Глава 23: Ночь в оранжерее
После Лавровой улицы дом дышал как после бега: мелко, часто, не добирая воздуха. Мы с Эмилем разложили по ячейкам прожилки дня — отчёты, заметки для «сухого нуля», списки заменённых банок, — и лавка успокоилась. «Тени» у двери сменились, шорох шин по мостовой стал редким. За табличкой «В оранжерее не лгут» воздух был гуще и ровнее: лунные семена лежали под столом, как монеты в копилке, серебряный папоротник возвращал миру свой «ноль» — вязкий, надёжный. Я сняла туфли, поставила на край порога лейку, опустилась на колени между шалфеем и тимьяном. Пальцы, вросшие за эти дни в землю, сами нашли нужный ритм: подрыхлила, сняла сухой лист, отпила глоток прохладной воды из чаши. Блик при этом — такой, какой он есть: ни «голос», ни «маска» — шевелил светом в луже отражения, показывая, что слышит и держит.
— Мы выживем, — сказала я — не вслух, а как мы говорим здесь: жестом к листу, благодарностью к воде. — Если будем говорить ровно.
Мандрагора дёрнула листом, как бровью:
— Говори. Только без «всё хорошо». И без «всё пропало». Тут между есть место.
Я улыбнулась. Между — мой дом.
Стук в дверь не был «протокольным» — не три удара отдела, не «соседский» один‑два. Он был как приглушённый кашель человека, которому важно, чтобы его услышали, но не хочется будить полдома. Я поднялась, вытерла руки, вышла из теплицы. На пороге стоял Валерьян де Винтер. Без плаща, без свиты. В простом тёмном сюртуке, с опущенным воротом — пуговица на шее расстёгнута, как у человека, который сегодня забыл, что у него есть шея. На пальцах — перчатки, но не застёгнутые, болтаются, как чужая кожа.

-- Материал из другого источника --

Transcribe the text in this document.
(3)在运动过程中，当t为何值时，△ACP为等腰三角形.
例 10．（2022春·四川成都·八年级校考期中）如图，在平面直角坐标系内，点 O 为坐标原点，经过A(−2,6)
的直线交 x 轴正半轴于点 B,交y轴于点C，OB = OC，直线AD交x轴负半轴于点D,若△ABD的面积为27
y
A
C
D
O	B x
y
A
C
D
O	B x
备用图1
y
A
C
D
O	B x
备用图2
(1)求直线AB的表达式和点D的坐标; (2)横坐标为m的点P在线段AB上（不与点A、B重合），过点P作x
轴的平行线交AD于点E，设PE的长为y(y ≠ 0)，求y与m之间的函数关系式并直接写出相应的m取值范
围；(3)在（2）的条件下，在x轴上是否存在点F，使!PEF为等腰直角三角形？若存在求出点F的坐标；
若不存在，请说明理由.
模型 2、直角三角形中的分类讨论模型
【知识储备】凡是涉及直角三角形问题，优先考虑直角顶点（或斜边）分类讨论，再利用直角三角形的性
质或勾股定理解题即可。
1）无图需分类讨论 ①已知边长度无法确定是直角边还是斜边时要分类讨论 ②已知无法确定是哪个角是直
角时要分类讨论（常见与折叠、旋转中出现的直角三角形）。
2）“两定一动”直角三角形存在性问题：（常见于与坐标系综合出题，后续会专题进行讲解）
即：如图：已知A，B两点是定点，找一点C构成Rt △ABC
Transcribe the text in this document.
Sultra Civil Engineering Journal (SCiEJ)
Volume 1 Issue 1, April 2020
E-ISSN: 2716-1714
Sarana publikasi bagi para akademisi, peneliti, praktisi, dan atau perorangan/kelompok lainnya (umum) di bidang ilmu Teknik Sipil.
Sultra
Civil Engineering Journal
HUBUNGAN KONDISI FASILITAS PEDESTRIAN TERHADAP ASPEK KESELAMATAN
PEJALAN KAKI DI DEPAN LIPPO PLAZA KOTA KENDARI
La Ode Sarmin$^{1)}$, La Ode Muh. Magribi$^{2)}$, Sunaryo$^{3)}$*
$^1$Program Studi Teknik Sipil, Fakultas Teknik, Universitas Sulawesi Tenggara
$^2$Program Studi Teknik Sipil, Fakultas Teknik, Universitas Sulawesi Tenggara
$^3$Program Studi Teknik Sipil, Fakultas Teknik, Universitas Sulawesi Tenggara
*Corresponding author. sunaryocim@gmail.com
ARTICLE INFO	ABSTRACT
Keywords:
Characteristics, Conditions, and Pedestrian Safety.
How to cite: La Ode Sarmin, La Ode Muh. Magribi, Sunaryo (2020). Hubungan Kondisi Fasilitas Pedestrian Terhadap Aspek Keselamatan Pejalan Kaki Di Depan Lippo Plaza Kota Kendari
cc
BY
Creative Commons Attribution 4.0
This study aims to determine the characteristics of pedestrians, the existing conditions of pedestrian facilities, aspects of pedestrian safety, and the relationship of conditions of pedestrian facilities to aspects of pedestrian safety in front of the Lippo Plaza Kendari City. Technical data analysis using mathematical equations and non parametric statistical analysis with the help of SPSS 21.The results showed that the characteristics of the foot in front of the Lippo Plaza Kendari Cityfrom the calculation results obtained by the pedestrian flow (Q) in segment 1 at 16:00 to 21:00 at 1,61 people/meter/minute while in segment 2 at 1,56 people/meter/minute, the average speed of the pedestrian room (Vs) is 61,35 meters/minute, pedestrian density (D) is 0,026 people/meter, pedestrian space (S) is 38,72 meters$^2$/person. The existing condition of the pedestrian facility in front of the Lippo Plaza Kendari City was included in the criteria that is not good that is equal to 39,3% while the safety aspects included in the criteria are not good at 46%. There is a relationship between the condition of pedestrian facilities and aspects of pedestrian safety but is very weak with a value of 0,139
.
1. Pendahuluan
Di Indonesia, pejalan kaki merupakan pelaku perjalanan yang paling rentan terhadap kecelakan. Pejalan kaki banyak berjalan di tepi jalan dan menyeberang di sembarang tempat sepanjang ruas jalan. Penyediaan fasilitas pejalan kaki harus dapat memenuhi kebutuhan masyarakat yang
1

— Поздно, — сказала я. — И — здесь правило.
Он поднял взгляд на мел у двери, коротко кивнул. Снял перчатки. Положил их на край прилавка. Рядом — пластиковую, безымянную пластину «Голоса».
— Не лгу, — сказал он. — И — не буду врать, если спросят.
Я отступила, давая ему войти. Он задержался на пороге оранжереи, как человек, который впервые входит в церковь и нетвердо знает, где перекреститься. Я не стала помогать. Он сам сделал шаг. Воздух внутри дрогнул — незаметно, как от лёгкого оттенка в воде, — и тут же выровнялся: Блик признал.
Мы сели на низкую скамейку у серебряного папоротника. Между нами — стол с чашей, ложечкой, маленьким чайником. В темноте городского вечера в стекле оранжереи лежала луна — неполная, честная. Листья шептали, как дети шепчут о своём, думая, что взрослые не слышат.
— Я пришёл, — сказал он, — не за отчётами. И не за протоколом. Я… — он замялся, искал на ощупь слово, — я не люблю приходить, когда не могу предъявить бумагу. Но здесь, — взглядом он обозначил табличку над дверью, — так нельзя.
— Здесь — можно много чего, — ответила я. — Но только ровно.
Он кивнул. Вздохнул. Поднял руку — и опустил, не зная, куда её девать.
— Вы просили «сказать», — начал он, как будто ему дали на суде слово для последней речи. — Я — боюсь.
Листья дрогнули. Это было правильное начало.